The game is console based. For IO operations I'm wanting to use ncurses (PDCurses to be accurate) so that I can take advantage of colors in the console. The reason being I want to minimize any work in porting it to Linux and Mac.
What I'm thinking doing is designing two singletons CPrompt, CParse.
CPrompt - responsible for IO operations. It wraps ncurses functionality, accepts input from the user, sends to CParse and waits for results. Outputs results to screen.
CParse - Parses commands, returns error or sends to correct objects for processing.
Various objects - Receive processing requests (calls to their interface) and send results back to CPrompt for output.
Graphically this looks like the image provided bellow.
However, I'm not sure of this design on a few points:
- CPrompt is supposed to wrap ncurses functionality, but by having the various object communicate directly to it, I'll be forced to provide ncurses functionality on the objects themselves. Or probably complicate my code by sending to CPrompt also the output format requirements.

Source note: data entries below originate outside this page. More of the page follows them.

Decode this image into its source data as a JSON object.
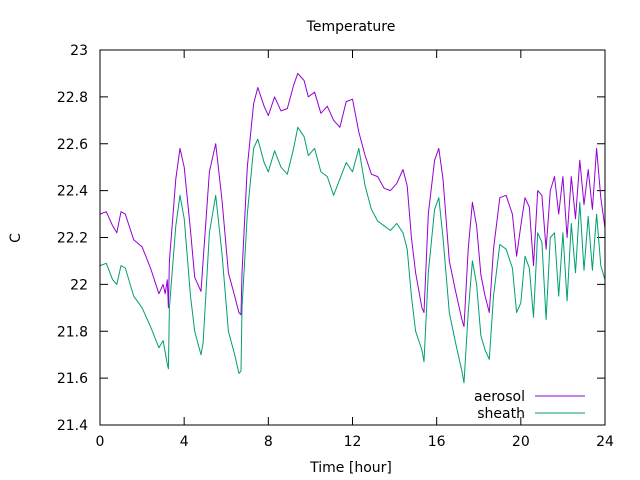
{
  "chart_data": {
    "type": "line",
    "title": "Temperature",
    "xlabel": "Time [hour]",
    "ylabel": "C",
    "xlim": [
      0,
      24
    ],
    "ylim": [
      21.4,
      23
    ],
    "xticks": [
      0,
      4,
      8,
      12,
      16,
      20,
      24
    ],
    "yticks": [
      21.4,
      21.6,
      21.8,
      22,
      22.2,
      22.4,
      22.6,
      22.8,
      23
    ],
    "grid": false,
    "legend_position": "bottom-right",
    "series": [
      {
        "name": "aerosol",
        "color": "#9400d3",
        "points": [
          [
            0.0,
            22.3
          ],
          [
            0.3,
            22.31
          ],
          [
            0.6,
            22.25
          ],
          [
            0.8,
            22.22
          ],
          [
            1.0,
            22.31
          ],
          [
            1.2,
            22.3
          ],
          [
            1.6,
            22.19
          ],
          [
            2.0,
            22.16
          ],
          [
            2.4,
            22.07
          ],
          [
            2.8,
            21.96
          ],
          [
            3.0,
            22.0
          ],
          [
            3.1,
            21.96
          ],
          [
            3.2,
            22.02
          ],
          [
            3.25,
            21.9
          ],
          [
            3.3,
            22.1
          ],
          [
            3.6,
            22.45
          ],
          [
            3.8,
            22.58
          ],
          [
            4.0,
            22.5
          ],
          [
            4.3,
            22.23
          ],
          [
            4.5,
            22.03
          ],
          [
            4.8,
            21.97
          ],
          [
            4.9,
            22.1
          ],
          [
            5.2,
            22.48
          ],
          [
            5.5,
            22.6
          ],
          [
            5.8,
            22.36
          ],
          [
            6.1,
            22.05
          ],
          [
            6.4,
            21.95
          ],
          [
            6.6,
            21.88
          ],
          [
            6.7,
            21.87
          ],
          [
            6.75,
            22.05
          ],
          [
            7.0,
            22.5
          ],
          [
            7.3,
            22.77
          ],
          [
            7.5,
            22.84
          ],
          [
            7.8,
            22.76
          ],
          [
            8.0,
            22.72
          ],
          [
            8.3,
            22.8
          ],
          [
            8.6,
            22.74
          ],
          [
            8.9,
            22.75
          ],
          [
            9.2,
            22.85
          ],
          [
            9.4,
            22.9
          ],
          [
            9.7,
            22.87
          ],
          [
            9.9,
            22.8
          ],
          [
            10.2,
            22.82
          ],
          [
            10.5,
            22.73
          ],
          [
            10.8,
            22.76
          ],
          [
            11.1,
            22.7
          ],
          [
            11.4,
            22.67
          ],
          [
            11.7,
            22.78
          ],
          [
            12.0,
            22.79
          ],
          [
            12.3,
            22.65
          ],
          [
            12.6,
            22.55
          ],
          [
            12.9,
            22.47
          ],
          [
            13.2,
            22.46
          ],
          [
            13.5,
            22.41
          ],
          [
            13.8,
            22.4
          ],
          [
            14.1,
            22.43
          ],
          [
            14.4,
            22.49
          ],
          [
            14.6,
            22.42
          ],
          [
            14.8,
            22.2
          ],
          [
            15.0,
            22.05
          ],
          [
            15.3,
            21.9
          ],
          [
            15.4,
            21.88
          ],
          [
            15.6,
            22.3
          ],
          [
            15.9,
            22.53
          ],
          [
            16.1,
            22.58
          ],
          [
            16.3,
            22.45
          ],
          [
            16.6,
            22.1
          ],
          [
            16.9,
            21.97
          ],
          [
            17.2,
            21.85
          ],
          [
            17.3,
            21.82
          ],
          [
            17.5,
            22.15
          ],
          [
            17.7,
            22.35
          ],
          [
            17.9,
            22.25
          ],
          [
            18.1,
            22.04
          ],
          [
            18.3,
            21.95
          ],
          [
            18.5,
            21.88
          ],
          [
            18.7,
            22.15
          ],
          [
            19.0,
            22.37
          ],
          [
            19.3,
            22.38
          ],
          [
            19.6,
            22.3
          ],
          [
            19.8,
            22.12
          ],
          [
            20.0,
            22.25
          ],
          [
            20.2,
            22.37
          ],
          [
            20.4,
            22.33
          ],
          [
            20.6,
            22.08
          ],
          [
            20.8,
            22.4
          ],
          [
            21.0,
            22.38
          ],
          [
            21.2,
            22.15
          ],
          [
            21.4,
            22.4
          ],
          [
            21.6,
            22.46
          ],
          [
            21.8,
            22.3
          ],
          [
            22.0,
            22.46
          ],
          [
            22.2,
            22.2
          ],
          [
            22.4,
            22.46
          ],
          [
            22.6,
            22.28
          ],
          [
            22.8,
            22.53
          ],
          [
            23.0,
            22.34
          ],
          [
            23.2,
            22.49
          ],
          [
            23.4,
            22.32
          ],
          [
            23.6,
            22.58
          ],
          [
            23.8,
            22.37
          ],
          [
            24.0,
            22.24
          ]
        ]
      },
      {
        "name": "sheath",
        "color": "#009e73",
        "points": [
          [
            0.0,
            22.08
          ],
          [
            0.3,
            22.09
          ],
          [
            0.6,
            22.02
          ],
          [
            0.8,
            22.0
          ],
          [
            1.0,
            22.08
          ],
          [
            1.2,
            22.07
          ],
          [
            1.6,
            21.95
          ],
          [
            2.0,
            21.9
          ],
          [
            2.4,
            21.82
          ],
          [
            2.8,
            21.73
          ],
          [
            3.0,
            21.76
          ],
          [
            3.2,
            21.66
          ],
          [
            3.25,
            21.64
          ],
          [
            3.3,
            21.9
          ],
          [
            3.6,
            22.25
          ],
          [
            3.8,
            22.38
          ],
          [
            4.0,
            22.28
          ],
          [
            4.3,
            21.95
          ],
          [
            4.5,
            21.8
          ],
          [
            4.8,
            21.7
          ],
          [
            4.9,
            21.75
          ],
          [
            5.2,
            22.22
          ],
          [
            5.5,
            22.38
          ],
          [
            5.8,
            22.13
          ],
          [
            6.1,
            21.8
          ],
          [
            6.4,
            21.7
          ],
          [
            6.6,
            21.62
          ],
          [
            6.7,
            21.63
          ],
          [
            6.75,
            21.9
          ],
          [
            7.0,
            22.3
          ],
          [
            7.3,
            22.58
          ],
          [
            7.5,
            22.62
          ],
          [
            7.8,
            22.52
          ],
          [
            8.0,
            22.48
          ],
          [
            8.3,
            22.57
          ],
          [
            8.6,
            22.5
          ],
          [
            8.9,
            22.47
          ],
          [
            9.2,
            22.58
          ],
          [
            9.4,
            22.67
          ],
          [
            9.7,
            22.63
          ],
          [
            9.9,
            22.55
          ],
          [
            10.2,
            22.58
          ],
          [
            10.5,
            22.48
          ],
          [
            10.8,
            22.46
          ],
          [
            11.1,
            22.38
          ],
          [
            11.4,
            22.45
          ],
          [
            11.7,
            22.52
          ],
          [
            12.0,
            22.48
          ],
          [
            12.3,
            22.58
          ],
          [
            12.6,
            22.42
          ],
          [
            12.9,
            22.32
          ],
          [
            13.2,
            22.27
          ],
          [
            13.5,
            22.25
          ],
          [
            13.8,
            22.23
          ],
          [
            14.1,
            22.26
          ],
          [
            14.4,
            22.22
          ],
          [
            14.6,
            22.15
          ],
          [
            14.8,
            21.95
          ],
          [
            15.0,
            21.8
          ],
          [
            15.3,
            21.72
          ],
          [
            15.4,
            21.67
          ],
          [
            15.6,
            22.05
          ],
          [
            15.9,
            22.32
          ],
          [
            16.1,
            22.37
          ],
          [
            16.3,
            22.2
          ],
          [
            16.6,
            21.88
          ],
          [
            16.9,
            21.75
          ],
          [
            17.2,
            21.63
          ],
          [
            17.3,
            21.58
          ],
          [
            17.5,
            21.88
          ],
          [
            17.7,
            22.1
          ],
          [
            17.9,
            22.0
          ],
          [
            18.1,
            21.78
          ],
          [
            18.3,
            21.72
          ],
          [
            18.5,
            21.68
          ],
          [
            18.7,
            21.95
          ],
          [
            19.0,
            22.17
          ],
          [
            19.3,
            22.15
          ],
          [
            19.6,
            22.07
          ],
          [
            19.8,
            21.88
          ],
          [
            20.0,
            21.92
          ],
          [
            20.2,
            22.12
          ],
          [
            20.4,
            22.07
          ],
          [
            20.6,
            21.86
          ],
          [
            20.8,
            22.22
          ],
          [
            21.0,
            22.18
          ],
          [
            21.2,
            21.85
          ],
          [
            21.4,
            22.2
          ],
          [
            21.6,
            22.22
          ],
          [
            21.8,
            21.95
          ],
          [
            22.0,
            22.22
          ],
          [
            22.2,
            21.93
          ],
          [
            22.4,
            22.26
          ],
          [
            22.6,
            22.05
          ],
          [
            22.8,
            22.35
          ],
          [
            23.0,
            22.06
          ],
          [
            23.2,
            22.29
          ],
          [
            23.4,
            22.06
          ],
          [
            23.6,
            22.3
          ],
          [
            23.8,
            22.08
          ],
          [
            24.0,
            22.02
          ]
        ]
      }
    ]
  }
}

- CParse seems to be doing too much; parsing the input and deciding on which objects to call. Is it better to provide some form of messaging system between CParse and the objects? And how would this be implemented. Links to reading material (books or web) would be enough if you don't want to spend much time on this point.
- By making CPrompt and Cparse singletons I'm thinking on the need of having these two object in memory at all times. There is of course only one prompt. But CParse is less obvious as a good candidate for a singleton class. It's the fact that it will be staying in memory at all times that moves me into making it a singleton. However, should it be ever-present? Is it more logical to have it be destroyed after each parsing?
I would really love your help on this. Understanding the programming language is becoming less of a challenge as time moves on, but applying this knowledge is the real challenge.